Home is one thing, but only when you step out of it and see other places and other worlds will you know that home is everything (from La Lista).

There is Italian Rosanna, mother and wife who has a terminal illness and writes a list for those she is leaving behind (items from La Lista are scattered through the novel); Bizzy, the choir director and lifetime advocate and protester for just causes; Eleanor who is learning to feel emotions; Avni, who came to Australia as a refugee and writes beautiful music; Irene who sees and speaks to her dead husband; Quin, reformed criminal pregnant with triplets; and more. The main character, Freycinet, is of course full of surprises, but you’ll have to read the novel to find out about her secrets.

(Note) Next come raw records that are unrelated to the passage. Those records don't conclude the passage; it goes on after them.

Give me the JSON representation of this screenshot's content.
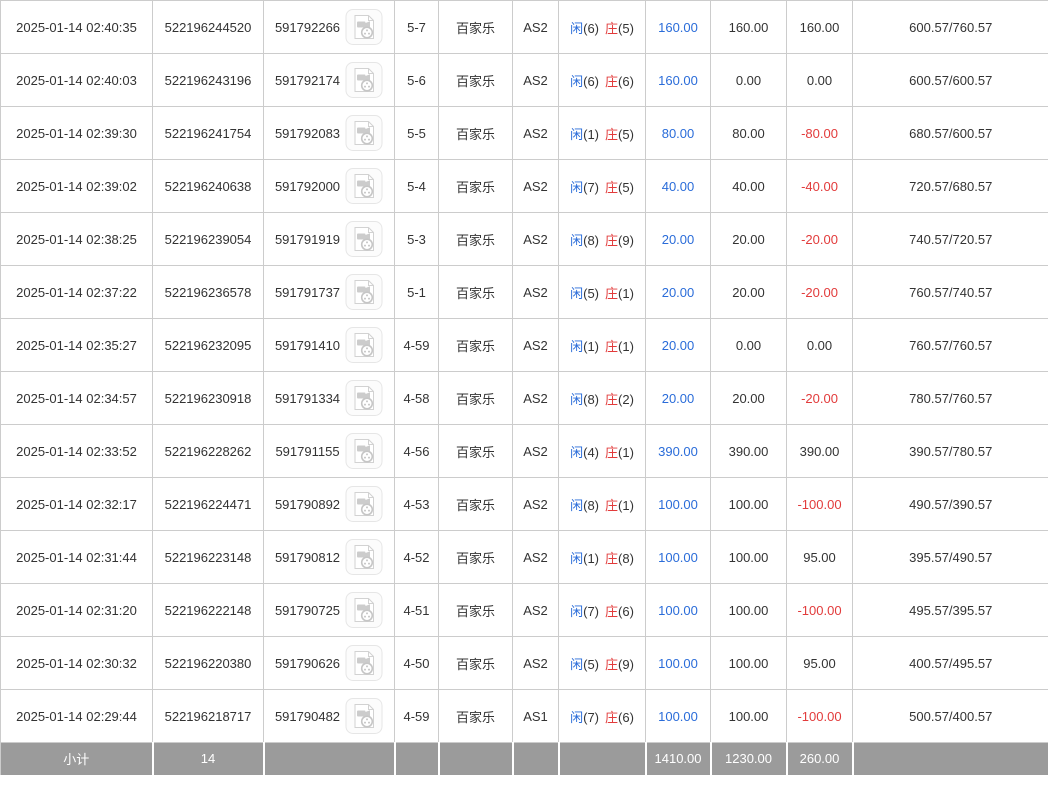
{
  "colors": {
    "accent_blue": "#2a6cd9",
    "loss_red": "#e23b3b",
    "subtotal_bg": "#9b9b9b",
    "row_border": "#cccccc",
    "text": "#333333"
  },
  "icons": {
    "row_video": "video-playback-icon"
  },
  "table": {
    "rows": [
      {
        "time": "2025-01-14 02:40:35",
        "order_no": "522196244520",
        "session_id": "591792266",
        "round": "5-7",
        "game": "百家乐",
        "table_code": "AS2",
        "result": {
          "player_label": "闲",
          "player_score": "(6)",
          "banker_label": "庄",
          "banker_score": "(5)"
        },
        "bet": "160.00",
        "valid_bet": "160.00",
        "win_loss": "160.00",
        "balance": "600.57/760.57"
      },
      {
        "time": "2025-01-14 02:40:03",
        "order_no": "522196243196",
        "session_id": "591792174",
        "round": "5-6",
        "game": "百家乐",
        "table_code": "AS2",
        "result": {
          "player_label": "闲",
          "player_score": "(6)",
          "banker_label": "庄",
          "banker_score": "(6)"
        },
        "bet": "160.00",
        "valid_bet": "0.00",
        "win_loss": "0.00",
        "balance": "600.57/600.57"
      },
      {
        "time": "2025-01-14 02:39:30",
        "order_no": "522196241754",
        "session_id": "591792083",
        "round": "5-5",
        "game": "百家乐",
        "table_code": "AS2",
        "result": {
          "player_label": "闲",
          "player_score": "(1)",
          "banker_label": "庄",
          "banker_score": "(5)"
        },
        "bet": "80.00",
        "valid_bet": "80.00",
        "win_loss": "-80.00",
        "balance": "680.57/600.57"
      },
      {
        "time": "2025-01-14 02:39:02",
        "order_no": "522196240638",
        "session_id": "591792000",
        "round": "5-4",
        "game": "百家乐",
        "table_code": "AS2",
        "result": {
          "player_label": "闲",
          "player_score": "(7)",
          "banker_label": "庄",
          "banker_score": "(5)"
        },
        "bet": "40.00",
        "valid_bet": "40.00",
        "win_loss": "-40.00",
        "balance": "720.57/680.57"
      },
      {
        "time": "2025-01-14 02:38:25",
        "order_no": "522196239054",
        "session_id": "591791919",
        "round": "5-3",
        "game": "百家乐",
        "table_code": "AS2",
        "result": {
          "player_label": "闲",
          "player_score": "(8)",
          "banker_label": "庄",
          "banker_score": "(9)"
        },
        "bet": "20.00",
        "valid_bet": "20.00",
        "win_loss": "-20.00",
        "balance": "740.57/720.57"
      },
      {
        "time": "2025-01-14 02:37:22",
        "order_no": "522196236578",
        "session_id": "591791737",
        "round": "5-1",
        "game": "百家乐",
        "table_code": "AS2",
        "result": {
          "player_label": "闲",
          "player_score": "(5)",
          "banker_label": "庄",
          "banker_score": "(1)"
        },
        "bet": "20.00",
        "valid_bet": "20.00",
        "win_loss": "-20.00",
        "balance": "760.57/740.57"
      },
      {
        "time": "2025-01-14 02:35:27",
        "order_no": "522196232095",
        "session_id": "591791410",
        "round": "4-59",
        "game": "百家乐",
        "table_code": "AS2",
        "result": {
          "player_label": "闲",
          "player_score": "(1)",
          "banker_label": "庄",
          "banker_score": "(1)"
        },
        "bet": "20.00",
        "valid_bet": "0.00",
        "win_loss": "0.00",
        "balance": "760.57/760.57"
      },
      {
        "time": "2025-01-14 02:34:57",
        "order_no": "522196230918",
        "session_id": "591791334",
        "round": "4-58",
        "game": "百家乐",
        "table_code": "AS2",
        "result": {
          "player_label": "闲",
          "player_score": "(8)",
          "banker_label": "庄",
          "banker_score": "(2)"
        },
        "bet": "20.00",
        "valid_bet": "20.00",
        "win_loss": "-20.00",
        "balance": "780.57/760.57"
      },
      {
        "time": "2025-01-14 02:33:52",
        "order_no": "522196228262",
        "session_id": "591791155",
        "round": "4-56",
        "game": "百家乐",
        "table_code": "AS2",
        "result": {
          "player_label": "闲",
          "player_score": "(4)",
          "banker_label": "庄",
          "banker_score": "(1)"
        },
        "bet": "390.00",
        "valid_bet": "390.00",
        "win_loss": "390.00",
        "balance": "390.57/780.57"
      },
      {
        "time": "2025-01-14 02:32:17",
        "order_no": "522196224471",
        "session_id": "591790892",
        "round": "4-53",
        "game": "百家乐",
        "table_code": "AS2",
        "result": {
          "player_label": "闲",
          "player_score": "(8)",
          "banker_label": "庄",
          "banker_score": "(1)"
        },
        "bet": "100.00",
        "valid_bet": "100.00",
        "win_loss": "-100.00",
        "balance": "490.57/390.57"
      },
      {
        "time": "2025-01-14 02:31:44",
        "order_no": "522196223148",
        "session_id": "591790812",
        "round": "4-52",
        "game": "百家乐",
        "table_code": "AS2",
        "result": {
          "player_label": "闲",
          "player_score": "(1)",
          "banker_label": "庄",
          "banker_score": "(8)"
        },
        "bet": "100.00",
        "valid_bet": "100.00",
        "win_loss": "95.00",
        "balance": "395.57/490.57"
      },
      {
        "time": "2025-01-14 02:31:20",
        "order_no": "522196222148",
        "session_id": "591790725",
        "round": "4-51",
        "game": "百家乐",
        "table_code": "AS2",
        "result": {
          "player_label": "闲",
          "player_score": "(7)",
          "banker_label": "庄",
          "banker_score": "(6)"
        },
        "bet": "100.00",
        "valid_bet": "100.00",
        "win_loss": "-100.00",
        "balance": "495.57/395.57"
      },
      {
        "time": "2025-01-14 02:30:32",
        "order_no": "522196220380",
        "session_id": "591790626",
        "round": "4-50",
        "game": "百家乐",
        "table_code": "AS2",
        "result": {
          "player_label": "闲",
          "player_score": "(5)",
          "banker_label": "庄",
          "banker_score": "(9)"
        },
        "bet": "100.00",
        "valid_bet": "100.00",
        "win_loss": "95.00",
        "balance": "400.57/495.57"
      },
      {
        "time": "2025-01-14 02:29:44",
        "order_no": "522196218717",
        "session_id": "591790482",
        "round": "4-59",
        "game": "百家乐",
        "table_code": "AS1",
        "result": {
          "player_label": "闲",
          "player_score": "(7)",
          "banker_label": "庄",
          "banker_score": "(6)"
        },
        "bet": "100.00",
        "valid_bet": "100.00",
        "win_loss": "-100.00",
        "balance": "500.57/400.57"
      }
    ],
    "subtotal": {
      "label": "小计",
      "count": "14",
      "bet_total": "1410.00",
      "valid_total": "1230.00",
      "win_loss_total": "260.00"
    }
  }
}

There are two things you need to know about women and you’ll be all set,’ says Roger. They wait as he pauses for effect. ‘She can eat your chips, but you can’t eat hers. Also, mark in your diary when her hormones are on the rise and set down eggshells for yourself. Hormones are a great, powerful mystery and you’d do well to do the washing up for them.’

The Angry Women’s Choir is a story about friendship, about not letting middle age put you into a box, about finding your inner voice and holding your own space. The novel is funny and heartfelt and quintessentially Tasmanian.

Before you give your heart away to anyone, make sure they are kind to animals and think first are funny (from La Lista).